Is bad management preventing small business growth?
A lack of leadership skills and bad management practices is potentially holding back thousands of small businesses in the UK, new research has suggested.
A study from Warwick Business School believes that productivity is lower than it should be, with output per hour 2% lower than it was before the financial crisis.
Office for National Statistics data shows the economy to be growing at a faster pace than any advanced nation but it appears many businesses could still do more.
One of the key things identified in the study was a lack of entrepreneurial skills and poor management, both of which can hamper potential growth.
Nearly 1.3 million of the UKs five million SMEs have employees according to the Department for Business Innovation and Skills, yet badly thought-out decisions could be holding them back.
A lack of management best practice was identified among small businesses which underperform, while there was also strong correlation between those that do employ best practice and that see positive results.
Under-developed leadership skills could therefore be an issue for companies, some of which essentially lack people with the necessary experience to deal with the tasks they face.
While many of these skills can be developed over time, some of them – particular those which deal with financial aspects of business – could potentially thwart progress.
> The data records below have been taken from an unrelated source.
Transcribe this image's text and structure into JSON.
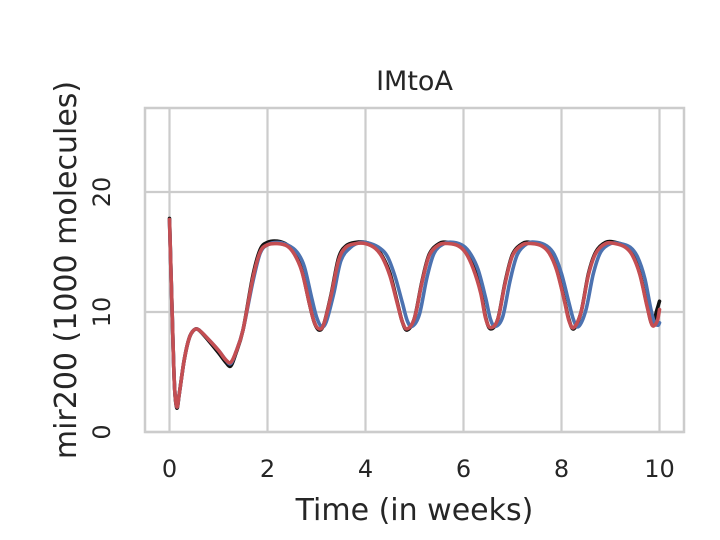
{
  "chart_data": {
    "type": "line",
    "title": "IMtoA",
    "xlabel": "Time (in weeks)",
    "ylabel": "mir200 (1000 molecules)",
    "xlim": [
      -0.5,
      10.5
    ],
    "ylim": [
      0,
      27
    ],
    "xticks": [
      0,
      2,
      4,
      6,
      8,
      10
    ],
    "yticks": [
      0,
      10,
      20
    ],
    "grid": true,
    "legend": "none",
    "series": [
      {
        "color": "#111111",
        "x": [
          0,
          0.05,
          0.1,
          0.15,
          0.2,
          0.3,
          0.4,
          0.5,
          0.6,
          0.8,
          1.0,
          1.15,
          1.25,
          1.35,
          1.5,
          1.7,
          1.85,
          2.0,
          2.2,
          2.4,
          2.55,
          2.7,
          2.85,
          2.95,
          3.05,
          3.15,
          3.3,
          3.45,
          3.6,
          3.8,
          4.0,
          4.2,
          4.35,
          4.5,
          4.65,
          4.75,
          4.85,
          5.0,
          5.15,
          5.3,
          5.5,
          5.7,
          5.9,
          6.05,
          6.2,
          6.35,
          6.45,
          6.55,
          6.7,
          6.85,
          7.0,
          7.2,
          7.4,
          7.6,
          7.75,
          7.9,
          8.05,
          8.15,
          8.25,
          8.4,
          8.55,
          8.7,
          8.9,
          9.1,
          9.3,
          9.45,
          9.6,
          9.75,
          9.85,
          9.95,
          10.0
        ],
        "y": [
          17.8,
          10.5,
          4.0,
          2.0,
          3.2,
          6.0,
          7.8,
          8.5,
          8.5,
          7.6,
          6.6,
          5.8,
          5.5,
          6.5,
          8.5,
          13.0,
          15.2,
          15.8,
          15.9,
          15.6,
          14.9,
          13.5,
          10.8,
          9.2,
          8.5,
          9.0,
          11.5,
          14.5,
          15.5,
          15.8,
          15.8,
          15.4,
          14.6,
          13.2,
          10.8,
          9.2,
          8.5,
          9.5,
          12.5,
          14.8,
          15.7,
          15.8,
          15.6,
          15.0,
          13.8,
          11.8,
          9.6,
          8.6,
          9.4,
          12.5,
          14.8,
          15.7,
          15.8,
          15.6,
          15.0,
          13.6,
          11.2,
          9.4,
          8.6,
          10.0,
          13.2,
          15.0,
          15.8,
          15.8,
          15.5,
          14.8,
          13.2,
          10.5,
          9.0,
          10.2,
          10.9
        ]
      },
      {
        "color": "#4c72b0",
        "x": [
          0,
          0.05,
          0.1,
          0.15,
          0.2,
          0.3,
          0.4,
          0.5,
          0.6,
          0.8,
          1.0,
          1.15,
          1.25,
          1.35,
          1.5,
          1.7,
          1.85,
          2.0,
          2.2,
          2.4,
          2.6,
          2.75,
          2.9,
          3.0,
          3.1,
          3.2,
          3.35,
          3.5,
          3.7,
          3.9,
          4.1,
          4.3,
          4.45,
          4.6,
          4.75,
          4.85,
          4.95,
          5.1,
          5.25,
          5.4,
          5.6,
          5.8,
          6.0,
          6.15,
          6.3,
          6.45,
          6.55,
          6.65,
          6.8,
          6.95,
          7.1,
          7.3,
          7.5,
          7.7,
          7.85,
          8.0,
          8.15,
          8.25,
          8.35,
          8.5,
          8.65,
          8.8,
          9.0,
          9.2,
          9.4,
          9.55,
          9.7,
          9.82,
          9.9,
          9.97,
          10.0
        ],
        "y": [
          17.6,
          10.5,
          4.0,
          2.1,
          3.2,
          6.0,
          7.8,
          8.5,
          8.5,
          7.7,
          6.8,
          6.0,
          5.7,
          6.6,
          8.5,
          12.5,
          14.9,
          15.6,
          15.8,
          15.6,
          15.0,
          13.8,
          11.2,
          9.6,
          8.8,
          9.2,
          11.5,
          14.3,
          15.4,
          15.8,
          15.7,
          15.3,
          14.6,
          13.0,
          10.8,
          9.3,
          8.8,
          9.8,
          12.8,
          14.9,
          15.7,
          15.8,
          15.5,
          14.8,
          13.5,
          11.2,
          9.4,
          8.8,
          9.6,
          12.6,
          14.8,
          15.7,
          15.8,
          15.5,
          14.8,
          13.2,
          10.8,
          9.3,
          8.8,
          10.2,
          13.2,
          15.0,
          15.7,
          15.7,
          15.4,
          14.6,
          12.8,
          10.3,
          9.1,
          8.9,
          9.1
        ]
      },
      {
        "color": "#c44e52",
        "x": [
          0,
          0.05,
          0.1,
          0.15,
          0.2,
          0.3,
          0.4,
          0.5,
          0.6,
          0.8,
          1.0,
          1.15,
          1.25,
          1.35,
          1.5,
          1.7,
          1.85,
          2.0,
          2.2,
          2.4,
          2.55,
          2.7,
          2.85,
          2.95,
          3.05,
          3.15,
          3.3,
          3.45,
          3.6,
          3.8,
          4.0,
          4.2,
          4.35,
          4.5,
          4.65,
          4.75,
          4.85,
          5.0,
          5.15,
          5.3,
          5.5,
          5.7,
          5.9,
          6.05,
          6.2,
          6.35,
          6.45,
          6.55,
          6.7,
          6.85,
          7.0,
          7.2,
          7.4,
          7.6,
          7.75,
          7.9,
          8.05,
          8.15,
          8.25,
          8.4,
          8.55,
          8.7,
          8.9,
          9.1,
          9.3,
          9.45,
          9.6,
          9.75,
          9.85,
          9.95,
          10.0
        ],
        "y": [
          17.7,
          10.5,
          4.0,
          2.1,
          3.2,
          6.0,
          7.8,
          8.5,
          8.5,
          7.7,
          6.8,
          6.0,
          5.8,
          6.6,
          8.5,
          12.8,
          15.0,
          15.6,
          15.7,
          15.5,
          14.8,
          13.4,
          10.8,
          9.2,
          8.6,
          9.0,
          11.4,
          14.3,
          15.4,
          15.7,
          15.7,
          15.3,
          14.5,
          13.0,
          10.7,
          9.2,
          8.6,
          9.5,
          12.4,
          14.7,
          15.6,
          15.7,
          15.5,
          14.9,
          13.6,
          11.6,
          9.5,
          8.7,
          9.4,
          12.4,
          14.7,
          15.6,
          15.7,
          15.5,
          14.9,
          13.5,
          11.1,
          9.3,
          8.7,
          10.0,
          13.1,
          14.9,
          15.7,
          15.7,
          15.4,
          14.7,
          13.1,
          10.4,
          8.9,
          9.2,
          10.2
        ]
      }
    ]
  }
}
Businesses with between five and 250 staff were included in the research which highlighted the need for good skills and management relating to three key areas of performance – turnover, productivity and employment growth.
Productivity is the key as it will ultimately drive sales and improved performance, while a reduction could leave a firm in financial difficulty as it is either unable to meet orders or as a result of lost custom.
In instances where financial trouble is noted, businesses should seek advice to assess what options might be best for them.
A solution could be available that enables a firm to recover its finances and continue trading, while alternatively they might need to consider company administration or an alternative form of financial rescue.
Focusing on productivity and output in the workplace is essential for businesses that are looking to grow, which is why good management is imperative.